Dave singles chronology
| "Hangman" (2018) | "Funky Friday" (2018) | "18HUNNA" (2019) |

Music video
- "Funky Friday" on YouTube

= Funky Friday =

"Funky Friday" is a song by British rapper Dave featuring fellow British rapper Fredo. The song was self-released as a single on 5 October 2018 for streaming and digital download. Produced by 169 and Dave, it debuted at the top of the UK Singles Chart, becoming both artists' first number one.

==Background==
The song was first teased by Dave on his Instagram, two days prior to the release of the song. It was released alongside a music video on 4 October 2018, directed by Dave and Nathan James Tettey.

==Chart performance==
In the midweek chart, "Funky Friday" was reported to enter the UK Singles Chart at number two, a total of 2,000 combined sales behind "Promises" by Calvin Harris and Sam Smith. "Funky Friday" entered the UK Singles Chart at number one for the week dated 12 October 2018, with a combined number of 6.7 million audio and video streams. It became Dave's first number one and top ten single, and Fredo's first top forty entry. It is the first song by a British rapper to peak at number one on the UK Singles Chart as a lead artist since "Not Letting Go" by Tinie Tempah featuring Jess Glynne in 2015.

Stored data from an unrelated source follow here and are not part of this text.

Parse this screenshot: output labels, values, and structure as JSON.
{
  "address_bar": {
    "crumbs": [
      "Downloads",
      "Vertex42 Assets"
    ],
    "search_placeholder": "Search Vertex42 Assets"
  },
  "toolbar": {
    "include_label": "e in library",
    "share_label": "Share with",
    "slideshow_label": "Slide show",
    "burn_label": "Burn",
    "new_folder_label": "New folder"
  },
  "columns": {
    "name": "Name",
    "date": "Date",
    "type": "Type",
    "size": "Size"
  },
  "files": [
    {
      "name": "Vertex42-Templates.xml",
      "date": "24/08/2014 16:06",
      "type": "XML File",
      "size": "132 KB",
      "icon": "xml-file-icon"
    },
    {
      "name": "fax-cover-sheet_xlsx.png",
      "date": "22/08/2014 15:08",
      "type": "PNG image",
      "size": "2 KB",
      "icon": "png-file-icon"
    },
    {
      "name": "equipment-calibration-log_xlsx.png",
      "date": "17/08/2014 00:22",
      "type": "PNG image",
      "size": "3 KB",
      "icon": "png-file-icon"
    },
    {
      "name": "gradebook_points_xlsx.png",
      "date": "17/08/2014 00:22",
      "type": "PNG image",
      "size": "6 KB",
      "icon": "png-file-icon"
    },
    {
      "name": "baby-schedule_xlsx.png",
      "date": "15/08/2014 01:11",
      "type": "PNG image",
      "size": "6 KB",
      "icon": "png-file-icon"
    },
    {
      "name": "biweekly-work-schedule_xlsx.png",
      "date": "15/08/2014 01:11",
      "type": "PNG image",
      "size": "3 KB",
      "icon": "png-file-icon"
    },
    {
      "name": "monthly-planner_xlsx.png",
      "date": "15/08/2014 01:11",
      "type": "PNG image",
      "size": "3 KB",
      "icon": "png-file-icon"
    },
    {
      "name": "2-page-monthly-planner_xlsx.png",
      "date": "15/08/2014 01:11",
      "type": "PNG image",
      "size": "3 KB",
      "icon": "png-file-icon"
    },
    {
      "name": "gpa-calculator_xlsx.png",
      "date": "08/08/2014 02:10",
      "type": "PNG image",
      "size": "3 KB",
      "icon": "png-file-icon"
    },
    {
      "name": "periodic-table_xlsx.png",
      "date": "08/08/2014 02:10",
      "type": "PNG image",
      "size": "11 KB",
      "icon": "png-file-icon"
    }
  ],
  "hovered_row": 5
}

The song's debut at number one served as a significant moment for British rap music.

==Personnel==
Credits adapted from Tidal.

- Dave – vocals, production, drums, bass guitar, piano, programming
- Fredo – vocals
- 169 – additional production
- Fraser T. Smith – mixing, master engineering
- Manon Grandjean – mixing, master engineering

==Charts==

===Weekly charts===

| Chart (2018–2020) | Peak position |
|---|---|
| Greece (IFPI) | 65 |
| Ireland (IRMA) | 21 |
| Scotland Singles (OCC) | 42 |
| UK Singles (OCC) | 1 |
| UK Hip Hop/R&B (OCC) | 1 |

===Year-end charts===

| Chart (2019) | Position |
|---|---|
| UK Singles (Official Charts Company) | 78 |

==Certifications==

| Region | Certification | Certified units/sales |
| Canada (Music Canada) | Gold | 40,000^{‡} |
| New Zealand (RMNZ) | Gold | 15,000^{‡} |
| United Kingdom (BPI) | 3× Platinum | 1,800,000^{‡} |
^{‡} Sales+streaming figures based on certification alone.